The interesting backstory on Lincoln is that he was not an abolitionist by any stretch, and as a Presidential candidate in 1860 he walked a careful line—never expressly declaring that slavery should be abolished, but rather that the institution of slavery should not be permitted to expand into the newly created states and territories of the West. Lincoln was not alone in this line of thinking, and in fact the preceding decade saw several legislative efforts to accomplish just that sort of compromise (the “Compromise of 1850” being one of them). As we’ve written before, his Emancipation Proclamation announced in January 1863 was his first and most overt declaration that slavery must end. Not coincidentally, the Proclamation was also a vehicle for Lincoln to now recruit freed slaves to fight for the Union at a time when the Union Army was being defeated on the battlefield (Antietam and Fredericksburg being prime examples) with massive losses of life. Of course, we know that the war continued for another 2 ½ years, during which time Lincoln authorized General Sherman’s infamous “March to the Sea,” which involved the wholesale destruction of much of the South’s factories, towns, railroads, and sources of food & clothing. By 1865, the South was in tatters.

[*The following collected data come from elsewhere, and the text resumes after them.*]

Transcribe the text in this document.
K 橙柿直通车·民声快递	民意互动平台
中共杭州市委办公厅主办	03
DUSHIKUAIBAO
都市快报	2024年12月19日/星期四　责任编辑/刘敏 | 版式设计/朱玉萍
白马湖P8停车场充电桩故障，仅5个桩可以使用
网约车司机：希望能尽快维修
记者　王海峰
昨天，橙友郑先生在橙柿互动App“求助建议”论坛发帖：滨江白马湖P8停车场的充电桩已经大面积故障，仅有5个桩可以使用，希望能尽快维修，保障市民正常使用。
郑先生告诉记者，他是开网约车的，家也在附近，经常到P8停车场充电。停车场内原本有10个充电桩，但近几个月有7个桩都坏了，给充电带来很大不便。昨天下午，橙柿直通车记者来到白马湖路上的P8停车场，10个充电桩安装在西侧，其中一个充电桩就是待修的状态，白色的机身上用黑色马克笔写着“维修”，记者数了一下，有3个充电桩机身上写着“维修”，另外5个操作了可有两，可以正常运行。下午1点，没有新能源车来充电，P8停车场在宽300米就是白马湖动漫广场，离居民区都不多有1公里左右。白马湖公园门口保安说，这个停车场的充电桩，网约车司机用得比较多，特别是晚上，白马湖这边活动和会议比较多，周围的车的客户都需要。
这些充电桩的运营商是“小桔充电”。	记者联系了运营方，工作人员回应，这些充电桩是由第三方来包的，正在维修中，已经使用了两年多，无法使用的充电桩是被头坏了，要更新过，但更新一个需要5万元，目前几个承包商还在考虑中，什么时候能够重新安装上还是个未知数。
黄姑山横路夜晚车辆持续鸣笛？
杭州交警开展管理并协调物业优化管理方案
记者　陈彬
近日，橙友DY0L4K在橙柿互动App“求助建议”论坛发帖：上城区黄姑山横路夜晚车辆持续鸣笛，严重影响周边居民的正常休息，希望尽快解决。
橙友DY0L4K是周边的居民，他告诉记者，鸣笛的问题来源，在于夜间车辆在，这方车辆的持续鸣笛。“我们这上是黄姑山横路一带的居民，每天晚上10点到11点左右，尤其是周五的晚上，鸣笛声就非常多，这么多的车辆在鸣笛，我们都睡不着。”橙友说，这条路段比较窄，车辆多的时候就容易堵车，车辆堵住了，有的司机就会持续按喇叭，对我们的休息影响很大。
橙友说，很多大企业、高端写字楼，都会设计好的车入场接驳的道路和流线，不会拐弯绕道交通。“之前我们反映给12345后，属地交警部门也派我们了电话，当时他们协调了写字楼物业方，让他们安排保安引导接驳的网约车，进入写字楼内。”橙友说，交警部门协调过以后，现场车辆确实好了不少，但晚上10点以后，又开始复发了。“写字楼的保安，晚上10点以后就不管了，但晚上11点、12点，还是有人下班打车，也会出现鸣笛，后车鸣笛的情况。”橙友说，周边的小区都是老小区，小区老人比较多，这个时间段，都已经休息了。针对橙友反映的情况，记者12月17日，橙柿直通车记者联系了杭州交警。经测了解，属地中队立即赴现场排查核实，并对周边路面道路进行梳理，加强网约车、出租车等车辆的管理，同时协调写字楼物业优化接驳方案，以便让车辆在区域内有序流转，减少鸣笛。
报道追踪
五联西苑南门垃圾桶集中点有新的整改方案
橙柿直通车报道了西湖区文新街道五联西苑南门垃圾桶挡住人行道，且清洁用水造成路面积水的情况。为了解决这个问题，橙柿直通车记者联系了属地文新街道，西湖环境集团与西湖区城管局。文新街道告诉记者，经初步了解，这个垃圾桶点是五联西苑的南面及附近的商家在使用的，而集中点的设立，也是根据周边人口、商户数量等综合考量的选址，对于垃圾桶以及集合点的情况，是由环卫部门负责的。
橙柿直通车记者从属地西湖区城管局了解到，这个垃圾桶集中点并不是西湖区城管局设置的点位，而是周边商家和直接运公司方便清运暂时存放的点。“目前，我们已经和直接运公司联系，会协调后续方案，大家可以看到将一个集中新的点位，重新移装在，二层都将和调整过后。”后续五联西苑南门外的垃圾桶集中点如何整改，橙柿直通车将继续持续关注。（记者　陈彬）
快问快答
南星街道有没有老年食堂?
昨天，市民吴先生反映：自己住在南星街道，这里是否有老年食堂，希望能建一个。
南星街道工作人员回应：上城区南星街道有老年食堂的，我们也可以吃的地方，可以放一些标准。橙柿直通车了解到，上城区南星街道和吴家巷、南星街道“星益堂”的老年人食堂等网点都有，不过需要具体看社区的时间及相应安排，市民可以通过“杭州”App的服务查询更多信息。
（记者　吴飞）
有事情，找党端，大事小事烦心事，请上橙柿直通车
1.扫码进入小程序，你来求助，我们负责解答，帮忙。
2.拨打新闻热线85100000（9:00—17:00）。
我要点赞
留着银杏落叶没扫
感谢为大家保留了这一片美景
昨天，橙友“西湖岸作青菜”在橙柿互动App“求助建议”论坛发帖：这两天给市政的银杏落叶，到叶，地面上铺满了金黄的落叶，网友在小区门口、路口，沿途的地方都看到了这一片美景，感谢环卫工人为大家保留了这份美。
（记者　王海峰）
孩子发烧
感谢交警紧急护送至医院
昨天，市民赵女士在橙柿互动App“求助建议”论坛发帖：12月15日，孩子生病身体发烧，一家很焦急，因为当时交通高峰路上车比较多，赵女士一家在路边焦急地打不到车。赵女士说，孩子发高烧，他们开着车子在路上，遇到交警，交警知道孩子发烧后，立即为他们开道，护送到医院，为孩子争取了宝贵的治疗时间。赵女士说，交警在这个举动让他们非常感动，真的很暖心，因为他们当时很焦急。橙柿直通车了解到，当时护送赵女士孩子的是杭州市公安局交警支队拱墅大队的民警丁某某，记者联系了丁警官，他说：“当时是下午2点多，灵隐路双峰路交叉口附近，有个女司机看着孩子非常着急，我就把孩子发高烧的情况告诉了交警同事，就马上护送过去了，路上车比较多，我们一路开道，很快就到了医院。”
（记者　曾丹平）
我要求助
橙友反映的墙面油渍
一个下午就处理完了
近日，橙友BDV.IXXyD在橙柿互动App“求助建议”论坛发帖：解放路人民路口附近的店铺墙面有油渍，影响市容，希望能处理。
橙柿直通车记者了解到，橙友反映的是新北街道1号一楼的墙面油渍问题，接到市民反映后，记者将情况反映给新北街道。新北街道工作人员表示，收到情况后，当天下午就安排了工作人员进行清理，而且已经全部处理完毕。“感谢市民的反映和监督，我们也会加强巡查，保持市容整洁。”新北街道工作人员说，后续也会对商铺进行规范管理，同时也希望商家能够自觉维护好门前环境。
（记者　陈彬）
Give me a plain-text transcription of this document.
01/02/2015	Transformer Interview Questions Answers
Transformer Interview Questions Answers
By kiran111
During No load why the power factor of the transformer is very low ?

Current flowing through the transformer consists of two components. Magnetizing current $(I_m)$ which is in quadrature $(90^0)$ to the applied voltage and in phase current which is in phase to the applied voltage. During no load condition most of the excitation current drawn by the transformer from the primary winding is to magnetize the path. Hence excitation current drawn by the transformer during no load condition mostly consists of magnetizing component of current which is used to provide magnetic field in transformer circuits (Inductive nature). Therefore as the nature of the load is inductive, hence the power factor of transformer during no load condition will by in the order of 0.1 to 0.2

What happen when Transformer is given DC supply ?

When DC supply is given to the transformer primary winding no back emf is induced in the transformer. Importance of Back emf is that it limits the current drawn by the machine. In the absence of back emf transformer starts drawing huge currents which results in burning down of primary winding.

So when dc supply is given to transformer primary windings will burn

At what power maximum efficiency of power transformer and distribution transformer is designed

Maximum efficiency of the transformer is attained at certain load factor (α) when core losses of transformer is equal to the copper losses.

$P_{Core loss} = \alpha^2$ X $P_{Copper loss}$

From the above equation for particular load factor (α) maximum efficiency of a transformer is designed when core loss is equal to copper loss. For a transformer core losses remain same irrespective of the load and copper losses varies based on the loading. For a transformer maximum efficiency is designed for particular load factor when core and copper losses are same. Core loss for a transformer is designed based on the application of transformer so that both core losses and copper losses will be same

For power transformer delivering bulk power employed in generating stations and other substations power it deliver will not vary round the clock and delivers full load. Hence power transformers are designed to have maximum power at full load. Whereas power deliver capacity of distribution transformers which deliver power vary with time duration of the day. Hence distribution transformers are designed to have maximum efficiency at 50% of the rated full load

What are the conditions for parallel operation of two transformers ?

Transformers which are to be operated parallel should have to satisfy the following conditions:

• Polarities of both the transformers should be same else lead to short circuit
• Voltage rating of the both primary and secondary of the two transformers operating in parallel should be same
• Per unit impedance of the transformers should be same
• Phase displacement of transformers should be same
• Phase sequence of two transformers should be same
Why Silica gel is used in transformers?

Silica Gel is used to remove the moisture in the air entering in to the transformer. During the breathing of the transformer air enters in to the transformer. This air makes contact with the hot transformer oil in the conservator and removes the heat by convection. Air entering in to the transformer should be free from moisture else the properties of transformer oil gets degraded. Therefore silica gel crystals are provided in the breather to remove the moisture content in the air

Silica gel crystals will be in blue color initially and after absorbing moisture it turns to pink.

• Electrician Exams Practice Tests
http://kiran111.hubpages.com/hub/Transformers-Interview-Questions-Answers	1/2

The culmination of Lincoln’s war strategy was the surrender at Appomattox (which occurred in a private home, not at the courthouse). The meeting of Generals Grant and Lee was in many respects inevitable, as General Lee had come to realize that his Army was unable to match the resources of the Union Army much longer, and that further warfare would be futile. Lee was a reluctant party to the negotiations that led to the Articles of Surrender, while General Grant was, if anything, gracious in allowing Lee to surrender on generous terms— to the point that Grant’s concessions were heavily criticized by various political leaders when the terms of surrender became known back in Washington. However, Lincoln’s appointment of Grant to serve as Commanding General of the Union Army was, in retrospect, a move that saved the Union: Grant was a warrior of the highest order, and took the battle to General Lee in unrelenting fashion. He was also willing to sacrifice thousands of soldiers’ lives in the process, sometimes shockingly so. His brilliant battlefield tactics leading up to the final surrender at Appomattox have been lauded by military historians, and his victories against the Confederate armies made him one of the most revered figures in America for the rest of the century. As for General Lee, he effectively retired from public life, never apologetic about his decision to serve as the commander-in-chief of a Confederate army determined to fight to the bitter end. He was a hero to his former Confederate soldiers, and revered for many decades following his death in 1870. Both men fought for causes they believed in, and both men will be remembered this month for finding a way to end the tragedy that was our Civil War. But it is Abraham Lincoln who left the most lasting legacy of all— the United States of America, and in his own words, “a more perfect union.”